CCUSは「環境対応コスト」として受動的に取り組む時代は終わりつつある。収益設計を先行させ、複合収益モデルを構築した企業が、脱炭素移行期の競争優位を獲得する。


主要出典

  1. IEA “CCUS in Clean Energy Transitions” (2020)
    International Energy Agency. CCUS in Clean Energy Transitions. Paris: IEA, 2020.
    https://www.iea.org/reports/ccus-in-clean-energy-transitions
    産業別回収コスト・輸送コスト・貯留コストの基礎データとして参照。

  2. Global CCS Institute “Global Status of CCS 2023”
    Global CCS Institute. Global Status of CCS 2023. Melbourne: Global CCS Institute, 2023.
    https://www.globalccsinstitute.com/resources/global-status-of-ccs-report/
    世界のCCSプロジェクト動向・コスト動向・政策環境の参照。

  3. 米国内国歳入庁(IRS)”Section 45Q Credit for Carbon Oxide Sequestration”
    Internal Revenue Service. Section 45Q Credit for Carbon Oxide Sequestration.
    https://www.irs.gov/credits-deductions/businesses/section-45q-credit-for-carbon-oxide-sequestration
    45Q税額控除の適格要件・控除額・制度詳細の一次資料。

  4. Ecosystem Marketplace “State of the Voluntary Carbon Markets 2023”
    Ecosystem Marketplace. State of the Voluntary Carbon Markets 2023. Washington DC: Forest Trends, 2023.

    Resources


    VCM市場の価格動向・取引量・品質別価格分布の参照。CCSクレジットの市場流動性評価に使用。

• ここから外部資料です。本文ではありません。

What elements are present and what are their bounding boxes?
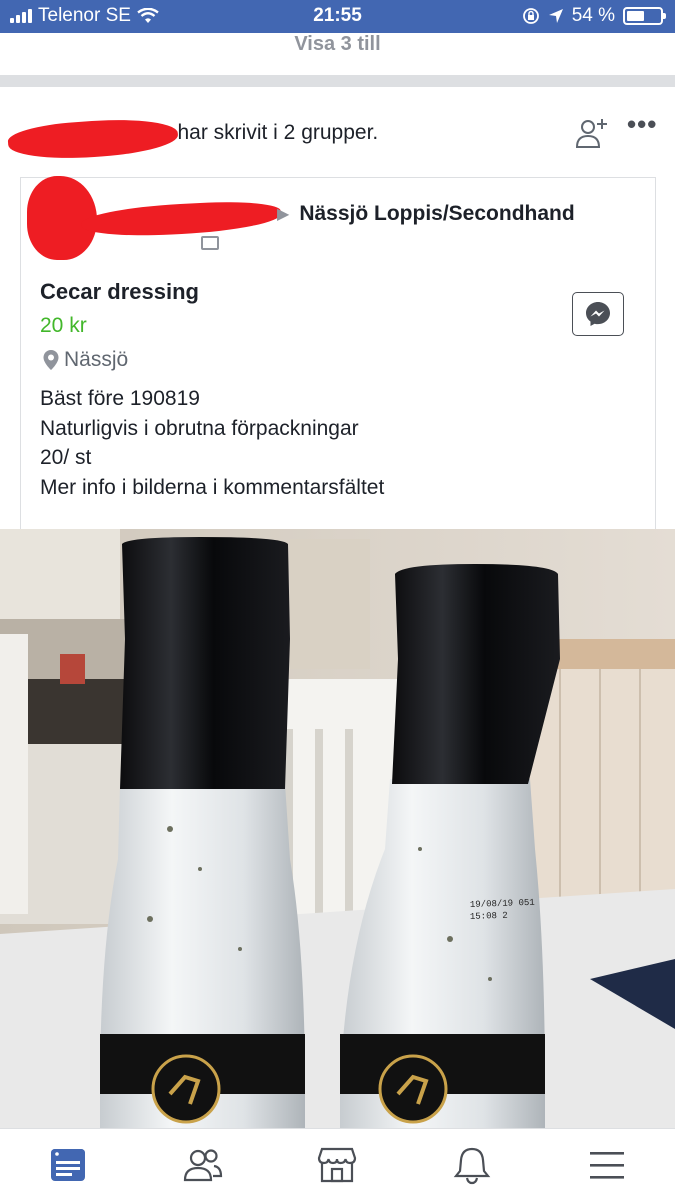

  5. 経済産業省「GX推進法・GX-ETS制度設計に関する資料」
    経済産業省. GX実現に向けた基本方針・GX-ETS制度設計関連資料(2023〜2024年).
    https://www.meti.go.jp/policy/energy_environment/global_warming/gx/index.html
    GX-ETS制度開始時期(2026年度)・有償オークション開始時期(2033年度)の一次資料。

  6. NEDO「グリーンイノベーション基金事業」
    国立研究開発法人新エネルギー・産業技術総合開発機構(NEDO). グリーンイノベーション基金事業.
    https://green-innovation.nedo.go.jp/
    日本国内のCCUS関連補助事業・採択要件・支援規模の一次資料。

  7. 欧州委員会「EU Innovation Fund」
    European Commission. EU Innovation Fund.
    https://climate.ec.europa.eu/eu-action/funding-climate-action/innovation-fund_en
    EU大規模CCUSプロジェクトへの助成制度の一次資料。採択基準・支援規模の参照。

  8. GHGプロトコル「Corporate Value Chain (Scope 3) Accounting and Reporting Standard」
    Greenhouse Gas Protocol. Corporate Value Chain (Scope 3) Accounting and Reporting Standard. Washington DC: WRI/WBCSD, 2011.
    https://ghgprotocol.org/standards/scope-3-standard
    Avoided EmissionsのGHGプロトコル上の位置づけ・Scope3との関係整理に使用。